I should have stopped and thought before I spoke there. A listener sets me straight:
I’m sure others will point out this misstatement from your podcast yesterday, but here goes. You said (based on the Ron Unz piece) that “the percentage of Asians in the college-age population at large [rose from] a bit over 20 percent to well over 40 percent in 2011.”This, of course, is preposterous. As this page shows, in 2010 Asians were about 5 percent of the population. The notion that they could have accounted for “well over 40 percent of the college-age population at large” a year later defies biological reality.

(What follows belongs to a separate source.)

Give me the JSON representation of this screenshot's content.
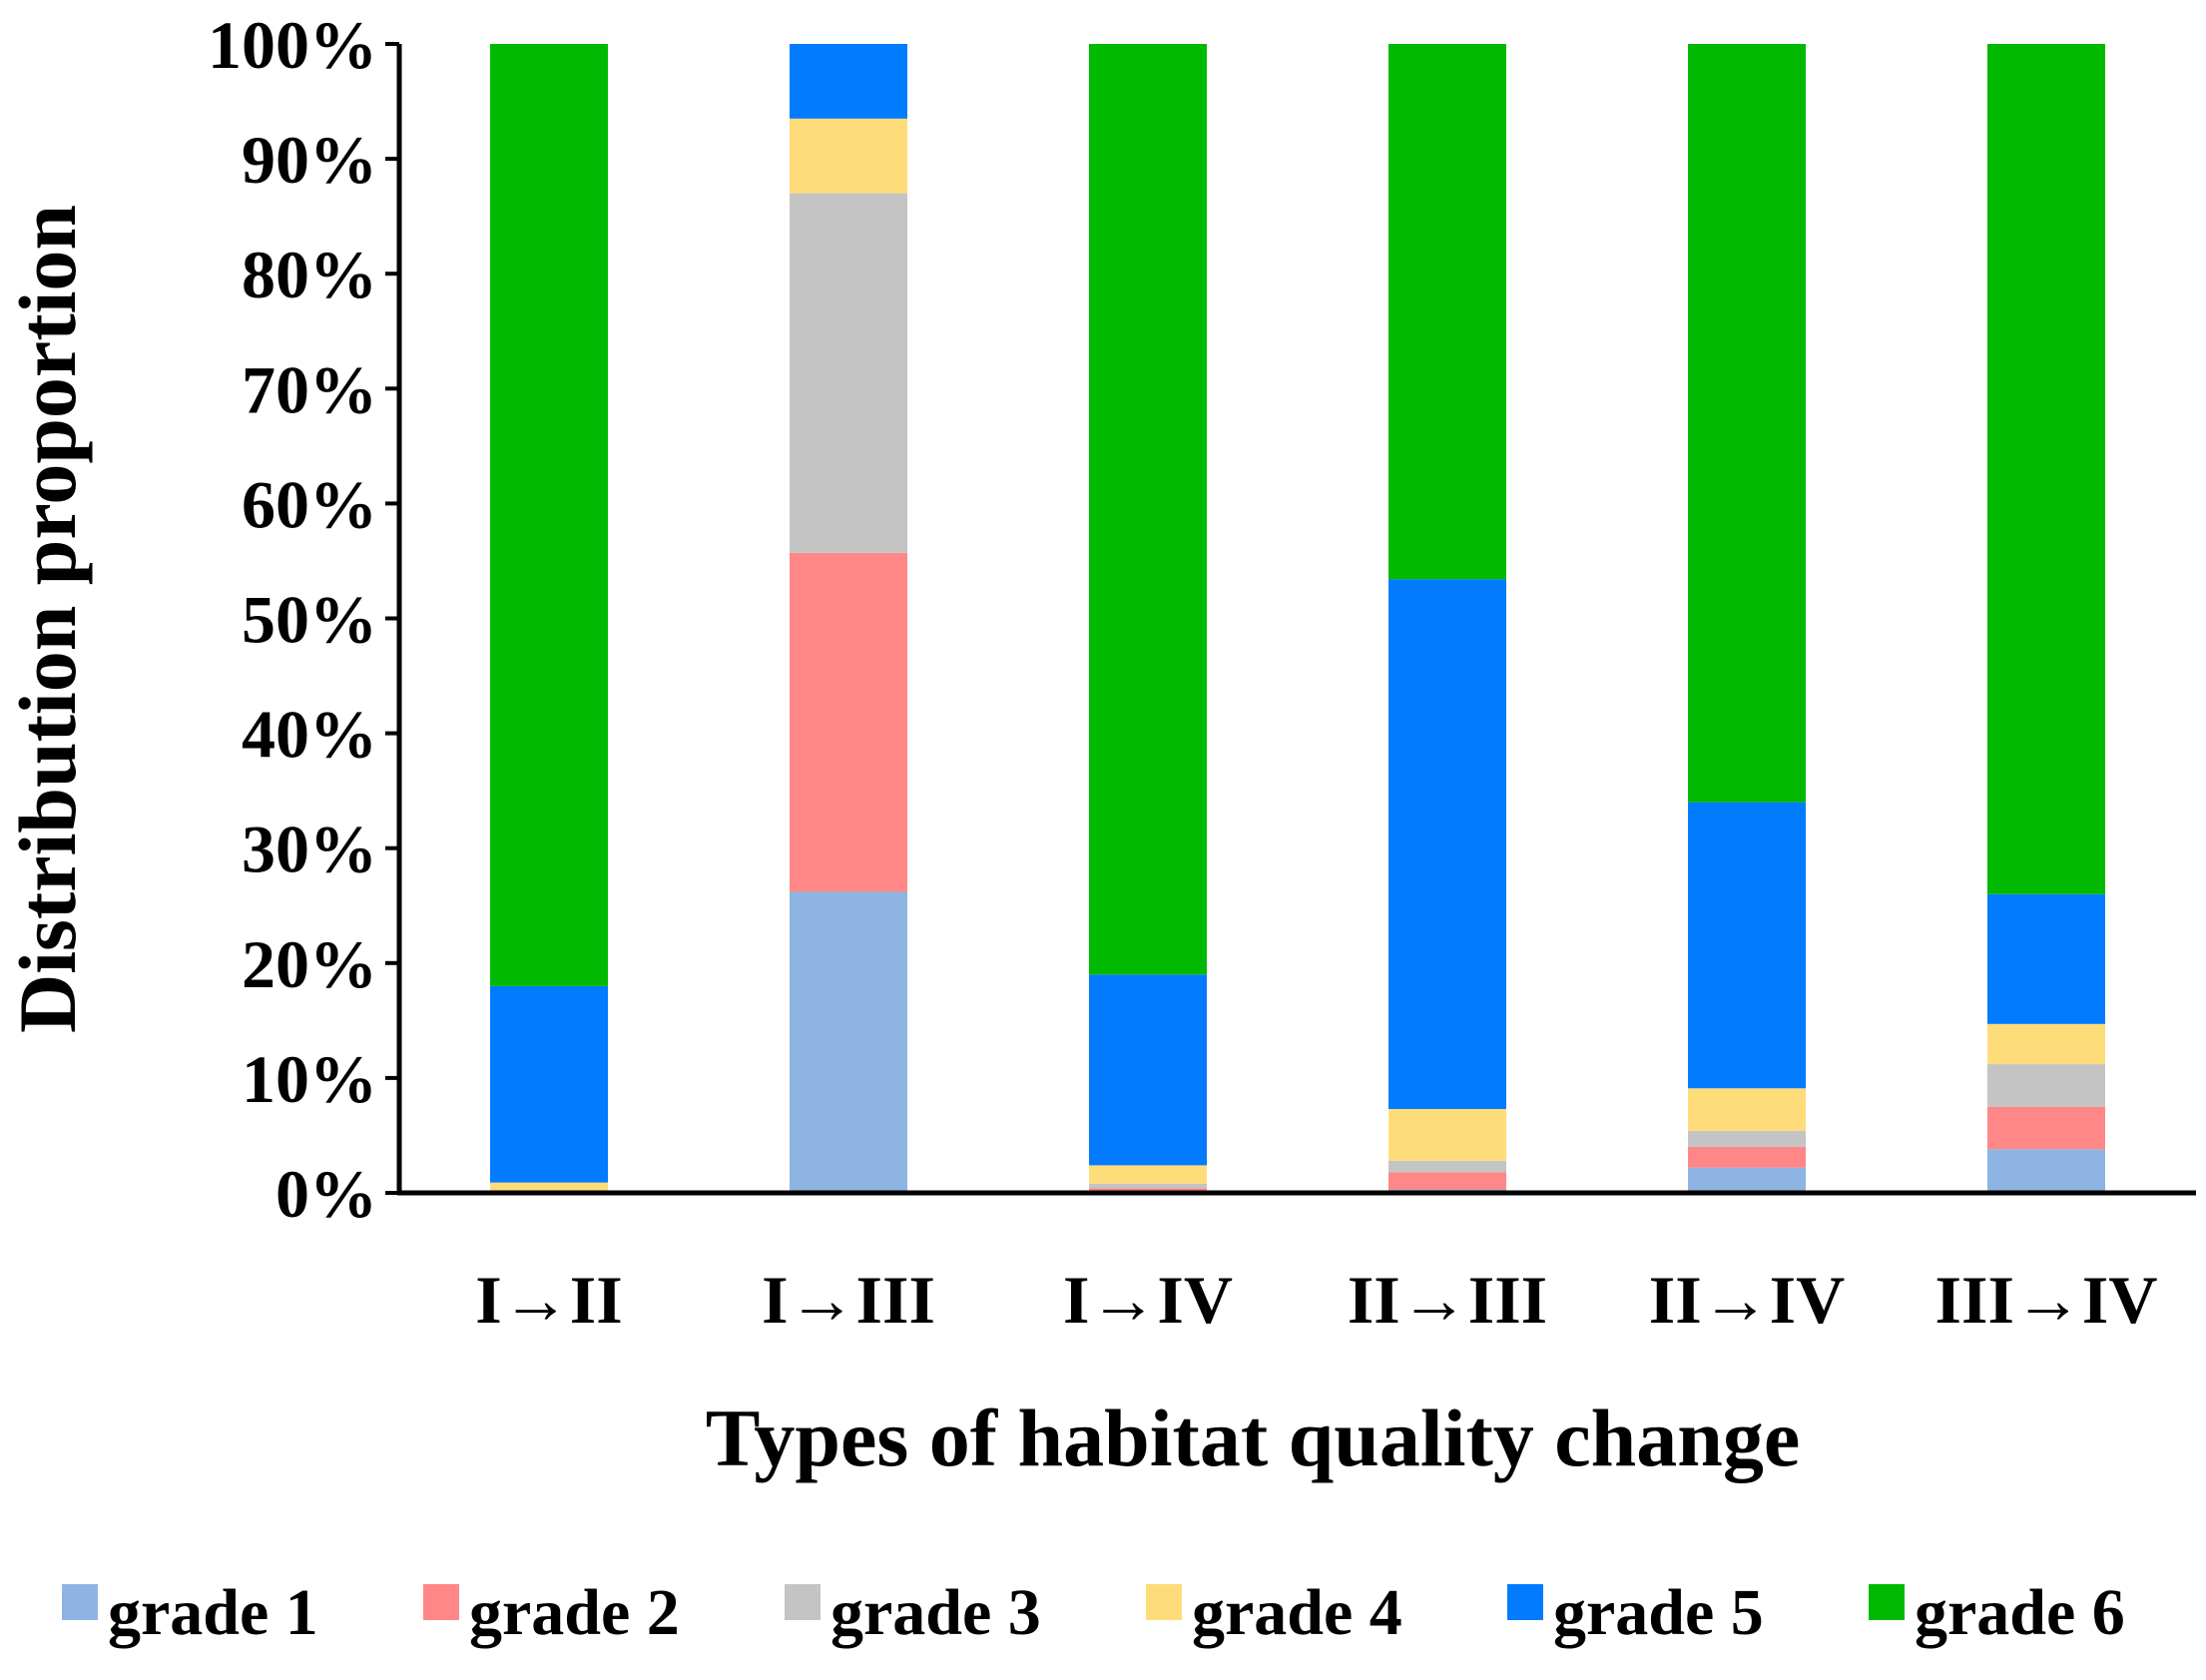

Now, in your defense (though frankly you should have realized the problem) the Unz piece does not describe that chart clearly. Presumably what that dotted line represents is the percentage of applicants.
Assuming that is the case, the more important question is, “Where are all the white applicants?” Since white students still outnumber Asian students by roughly 10 to 1, the few (5?) point IQ advantage Asians students allegedly enjoy should NOT result in anywhere near this sort of disparity.

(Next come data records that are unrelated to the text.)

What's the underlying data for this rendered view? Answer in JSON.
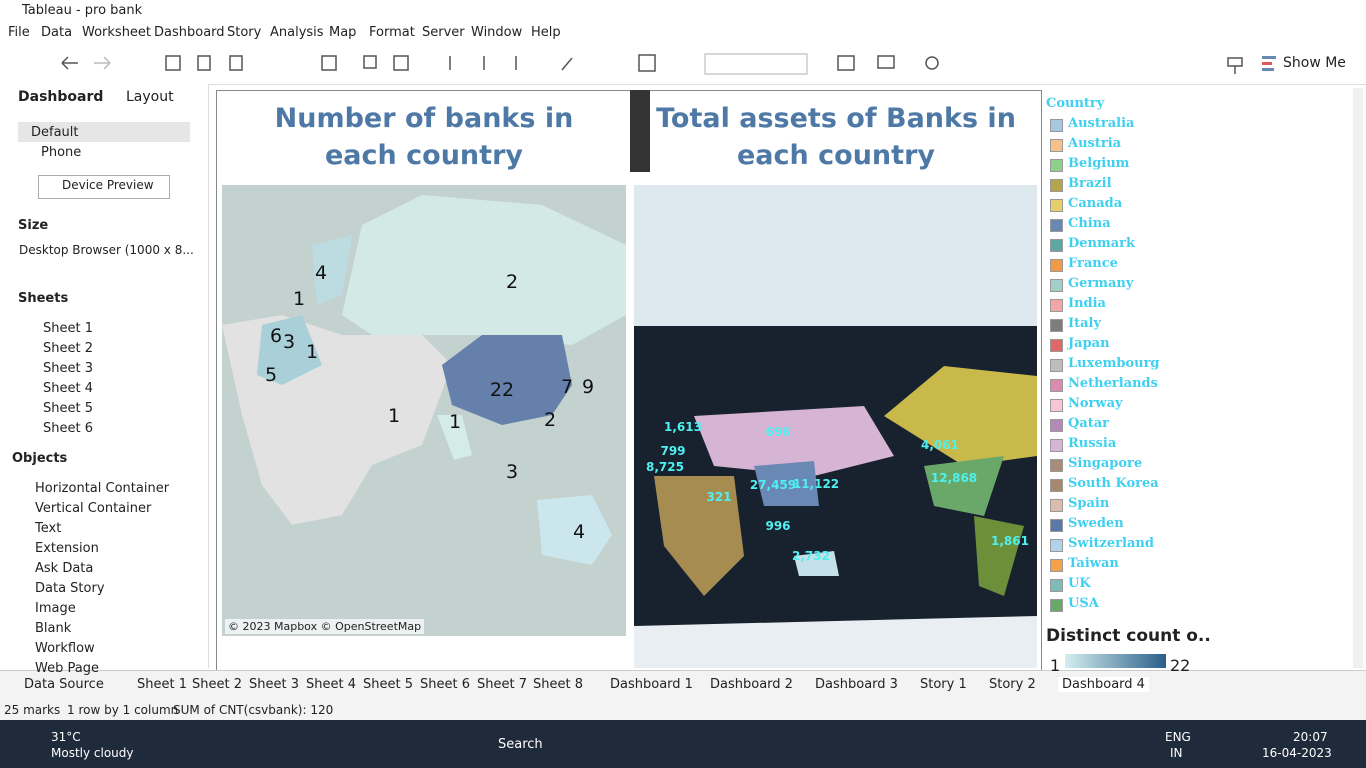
{
  "window": {
    "title": "Tableau - pro bank"
  },
  "menu": [
    "File",
    "Data",
    "Worksheet",
    "Dashboard",
    "Story",
    "Analysis",
    "Map",
    "Format",
    "Server",
    "Window",
    "Help"
  ],
  "toolbar": {
    "show_me": "Show Me"
  },
  "left_panel": {
    "tabs": [
      "Dashboard",
      "Layout"
    ],
    "devices": [
      "Default",
      "Phone"
    ],
    "device_preview": "Device Preview",
    "size_label": "Size",
    "size_value": "Desktop Browser (1000 x 8...",
    "sheets_label": "Sheets",
    "sheets": [
      "Sheet 1",
      "Sheet 2",
      "Sheet 3",
      "Sheet 4",
      "Sheet 5",
      "Sheet 6"
    ],
    "objects_label": "Objects",
    "objects": [
      "Horizontal Container",
      "Vertical Container",
      "Text",
      "Extension",
      "Ask Data",
      "Data Story",
      "Image",
      "Blank",
      "Workflow",
      "Web Page"
    ]
  },
  "dashboard": {
    "left_map": {
      "title": "Number of banks in each country",
      "labels": [
        "4",
        "2",
        "1",
        "6",
        "3",
        "1",
        "5",
        "22",
        "7",
        "9",
        "1",
        "1",
        "2",
        "3",
        "4"
      ],
      "attribution": "© 2023 Mapbox © OpenStreetMap"
    },
    "right_map": {
      "title": "Total assets of Banks in each country",
      "labels": [
        "1,613",
        "799",
        "8,725",
        "696",
        "4,061",
        "12,868",
        "321",
        "27,459",
        "11,122",
        "996",
        "2,732",
        "1,861"
      ]
    },
    "legend": {
      "title": "Country",
      "items": [
        {
          "name": "Australia",
          "color": "#a6c8e0"
        },
        {
          "name": "Austria",
          "color": "#f8c08a"
        },
        {
          "name": "Belgium",
          "color": "#8fd08a"
        },
        {
          "name": "Brazil",
          "color": "#b6a54a"
        },
        {
          "name": "Canada",
          "color": "#e6ce6a"
        },
        {
          "name": "China",
          "color": "#6a88b4"
        },
        {
          "name": "Denmark",
          "color": "#5fa8a2"
        },
        {
          "name": "France",
          "color": "#f19a45"
        },
        {
          "name": "Germany",
          "color": "#a3cfcb"
        },
        {
          "name": "India",
          "color": "#f4a6a6"
        },
        {
          "name": "Italy",
          "color": "#7d7d7d"
        },
        {
          "name": "Japan",
          "color": "#e16868"
        },
        {
          "name": "Luxembourg",
          "color": "#bdbdbd"
        },
        {
          "name": "Netherlands",
          "color": "#d98bb0"
        },
        {
          "name": "Norway",
          "color": "#f6c6d6"
        },
        {
          "name": "Qatar",
          "color": "#b48ab8"
        },
        {
          "name": "Russia",
          "color": "#d6b4d4"
        },
        {
          "name": "Singapore",
          "color": "#a88c78"
        },
        {
          "name": "South Korea",
          "color": "#a6886e"
        },
        {
          "name": "Spain",
          "color": "#dcbcae"
        },
        {
          "name": "Sweden",
          "color": "#5a78a8"
        },
        {
          "name": "Switzerland",
          "color": "#b3d3ec"
        },
        {
          "name": "Taiwan",
          "color": "#f5a14a"
        },
        {
          "name": "UK",
          "color": "#7fbcb8"
        },
        {
          "name": "USA",
          "color": "#6aa86a"
        }
      ]
    },
    "color_legend": {
      "title": "Distinct count o..",
      "min": "1",
      "max": "22"
    }
  },
  "tabs": [
    "Data Source",
    "Sheet 1",
    "Sheet 2",
    "Sheet 3",
    "Sheet 4",
    "Sheet 5",
    "Sheet 6",
    "Sheet 7",
    "Sheet 8",
    "Dashboard 1",
    "Dashboard 2",
    "Dashboard 3",
    "Story 1",
    "Story 2",
    "Dashboard 4"
  ],
  "status": [
    "25 marks",
    "1 row by 1 column",
    "SUM of CNT(csvbank): 120"
  ],
  "taskbar": {
    "temp": "31°C",
    "weather": "Mostly cloudy",
    "search": "Search",
    "lang": "ENG",
    "region": "IN",
    "time": "20:07",
    "date": "16-04-2023"
  }
}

If I had to venture a guess I would say it is due to the relative clustering of Asians in urban and high population areas, Asian cultural desire to climb the elite power structure, whites’ affinity for their local and regional (somewhat less than) elite universities and traditions, and these elite schools’ total lack of interest in attracting the brightest white children from around the country.
Whether I’m all right, all wrong, or somewhere in the middle, the one thing I know is that that 40 percent number is ALLLLLL wrong.
Thank you, Sir. I blush.
My error does not, of course, subtract anything from Ron Unz’s graph or CalTech’s exceptionalism.